As of 2024, under the Green Tamil Nadu Mission, the mangrove cover in Tamil Nadu increased from approximately 45 km2 in 2021 to about 90 km2. The expansion occurred over a three-year period.

=== Governing Council on Climate Change ===
Stalin set up a 22-member Tamil Nadu Governing Council on Climate Change (GCCC) on 23 October 2022. Montek Singh Ahluwalia, economist; Nandan M Nilekani, co-founder and chairman of Infosys Board; Erik Solheim, Sixth Executive Director of United Nations Environment Programme; Dr Ramesh Ramachandran, founder-director of National Centre for Sustainable Coastal Management; G Sundarrajan, co-ordinator of Poovulagin Nanbargal) and Nirmala Raja, Chairperson, Ramco Community Services are among the members.

The GCCC council has been formed to provide a policy directive to the Tamil Nadu Climate Change Mission, advise on climate adaptation and mitigation activities, provide guidance to the Tamil Nadu State Action Plan on climate change and guide the implementation strategy on climate action.

The terms of reference of the GCCC includes providing guidance to the Climate Change Mission and long-term climate-resilient development pathways, strategies and action plan which will help improve livelihoods, social and economic well-being and responsible environmental management.

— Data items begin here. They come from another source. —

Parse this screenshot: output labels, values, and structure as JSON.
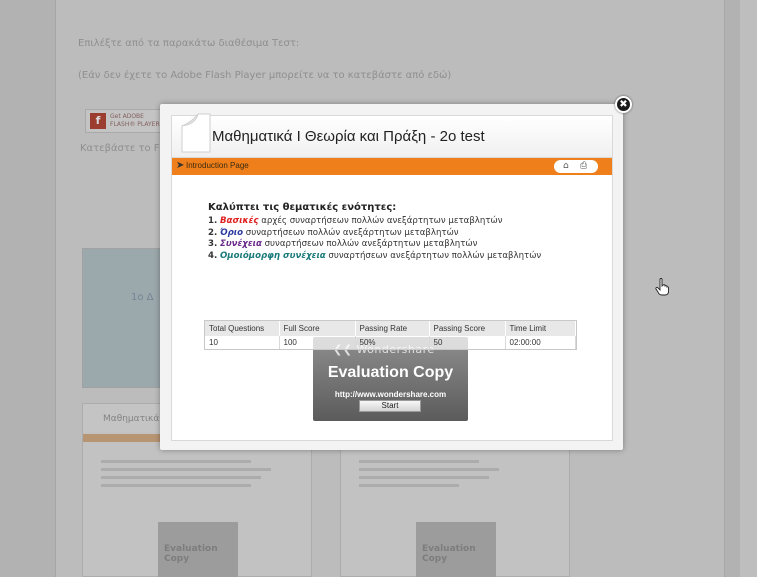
{
  "background": {
    "line1": "Επιλέξτε από τα παρακάτω διαθέσιμα Τεστ:",
    "line2": "(Εάν δεν έχετε το Adobe Flash Player μπορείτε να το κατεβάστε από εδώ)",
    "flash_line1": "Get ADOBE",
    "flash_line2": "FLASH® PLAYER",
    "download_text": "Κατεβάστε το Fla",
    "thumb_title": "1ο Δ",
    "card_title": "Μαθηματικά Ι Θ",
    "card_eval": "Evaluation Copy"
  },
  "modal": {
    "close_icon": "✖",
    "title": "Μαθηματικά Ι Θεωρία και Πράξη - 2ο test",
    "bar": {
      "arrow": "➤",
      "label": "Introduction Page",
      "icons": [
        "home-icon",
        "print-icon"
      ]
    },
    "content": {
      "heading": "Καλύπτει τις θεματικές ενότητες:",
      "items": [
        {
          "num": "1.",
          "keyword": "Βασικές",
          "keyword_color": "#e02020",
          "rest": " αρχές συναρτήσεων πολλών ανεξάρτητων μεταβλητών"
        },
        {
          "num": "2.",
          "keyword": "Όριο",
          "keyword_color": "#2a3aa0",
          "rest": " συναρτήσεων πολλών ανεξάρτητων μεταβλητών"
        },
        {
          "num": "3.",
          "keyword": "Συνέχεια",
          "keyword_color": "#6a2a8a",
          "rest": " συναρτήσεων πολλών ανεξάρτητων μεταβλητών"
        },
        {
          "num": "4.",
          "keyword": "Ομοιόμορφη συνέχεια",
          "keyword_color": "#1a7a7a",
          "rest": " συναρτήσεων ανεξάρτητων πολλών μεταβλητών"
        }
      ]
    },
    "stats": {
      "headers": [
        "Total Questions",
        "Full Score",
        "Passing Rate",
        "Passing Score",
        "Time Limit"
      ],
      "values": [
        "10",
        "100",
        "50%",
        "50",
        "02:00:00"
      ]
    },
    "watermark": {
      "brand": "Wondershare",
      "evaluation": "Evaluation Copy",
      "url": "http://www.wondershare.com"
    },
    "start_label": "Start"
  },
  "colors": {
    "accent": "#ef7f1a"
  }
}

The council will periodically monitor outcomes and deliverables based on the strategies being followed. Besides, it will give a continued and sustained push for research, collaboration, and interdisciplinary work, in close coordination with researchers and policymakers.

The council will evaluate the efficacy of existing policies on climate change and learn from sustainable practices across the country and the world for suitable adaptation. The State Environment, Climate Change and Forest Department Secretary Supriya Sahu will be the convenor of the council.

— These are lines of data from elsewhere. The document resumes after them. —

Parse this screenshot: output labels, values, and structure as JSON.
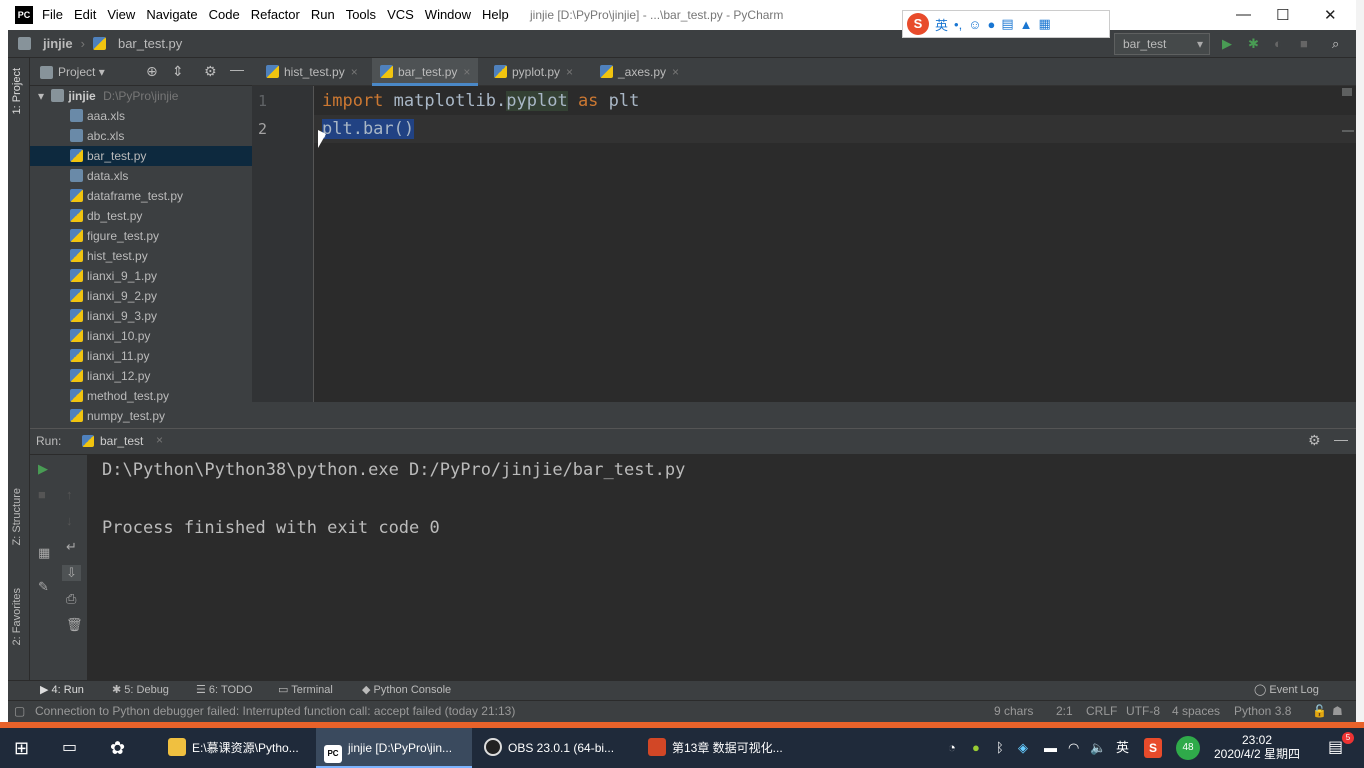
{
  "window": {
    "title": "jinjie [D:\\PyPro\\jinjie] - ...\\bar_test.py - PyCharm",
    "menu": [
      "File",
      "Edit",
      "View",
      "Navigate",
      "Code",
      "Refactor",
      "Run",
      "Tools",
      "VCS",
      "Window",
      "Help"
    ]
  },
  "ime": {
    "label": "英"
  },
  "navbar": {
    "project": "jinjie",
    "file": "bar_test.py",
    "run_config": "bar_test"
  },
  "leftstrip": {
    "project_tab": "1: Project",
    "structure_tab": "Z: Structure",
    "favorites_tab": "2: Favorites"
  },
  "project_panel": {
    "title": "Project",
    "root_name": "jinjie",
    "root_path": "D:\\PyPro\\jinjie",
    "files": [
      "aaa.xls",
      "abc.xls",
      "bar_test.py",
      "data.xls",
      "dataframe_test.py",
      "db_test.py",
      "figure_test.py",
      "hist_test.py",
      "lianxi_9_1.py",
      "lianxi_9_2.py",
      "lianxi_9_3.py",
      "lianxi_10.py",
      "lianxi_11.py",
      "lianxi_12.py",
      "method_test.py",
      "numpy_test.py"
    ],
    "selected": "bar_test.py"
  },
  "editor": {
    "tabs": [
      "hist_test.py",
      "bar_test.py",
      "pyplot.py",
      "_axes.py"
    ],
    "active_tab": "bar_test.py",
    "line_numbers": [
      "1",
      "2"
    ],
    "line1": {
      "kw1": "import",
      "mod": "matplotlib.",
      "mod2": "pyplot",
      "kw2": "as",
      "alias": "plt"
    },
    "line2": "plt.bar()"
  },
  "run_panel": {
    "label": "Run:",
    "tab": "bar_test",
    "output": [
      "D:\\Python\\Python38\\python.exe D:/PyPro/jinjie/bar_test.py",
      "",
      "Process finished with exit code 0"
    ]
  },
  "bottom_tabs": {
    "run": "4: Run",
    "debug": "5: Debug",
    "todo": "6: TODO",
    "terminal": "Terminal",
    "console": "Python Console",
    "event_log": "Event Log"
  },
  "status_bar": {
    "message": "Connection to Python debugger failed: Interrupted function call: accept failed (today 21:13)",
    "chars": "9 chars",
    "position": "2:1",
    "line_sep": "CRLF",
    "encoding": "UTF-8",
    "indent": "4 spaces",
    "interpreter": "Python 3.8"
  },
  "taskbar": {
    "items": [
      "E:\\慕课资源\\Pytho...",
      "jinjie [D:\\PyPro\\jin...",
      "OBS 23.0.1 (64-bi...",
      "第13章 数据可视化..."
    ],
    "tray_lang": "英",
    "clock_time": "23:02",
    "clock_date": "2020/4/2 星期四",
    "badge_48": "48",
    "notif_count": "5"
  },
  "colors": {
    "accent": "#4a88c7",
    "keyword": "#cc7832",
    "selection": "#214283",
    "run_green": "#499c54"
  }
}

It is imperative to note that, Tamil Nadu has been spearheading several path-breaking initiatives in the field of climate change and has set up three key missions viz., Tamil Nadu Green Mission, Tamil Nadu Climate Change Mission and the Tamil Nadu Wetlands Mission.

== Egalitarianism and social justice in Tamil Nadu ==
Stalin initiated the process to appoint persons of all castes (in contrast to the hereditary system of Brahmin priests) as archakas (priests) for the temples in the State on 15 August 2021, and assured steps will be taken to appoint those trained by the government during the previous DMK government.

Stalin maintained that the move will fulfill the dream of former Chief Minister M Karunanidhi, and Periyar who wanted people of all castes to become temple priests. As a move seen as controversial by many, this policy however garnered him acclaim for it being the right step at a social revolution and combating discrimination at all levels.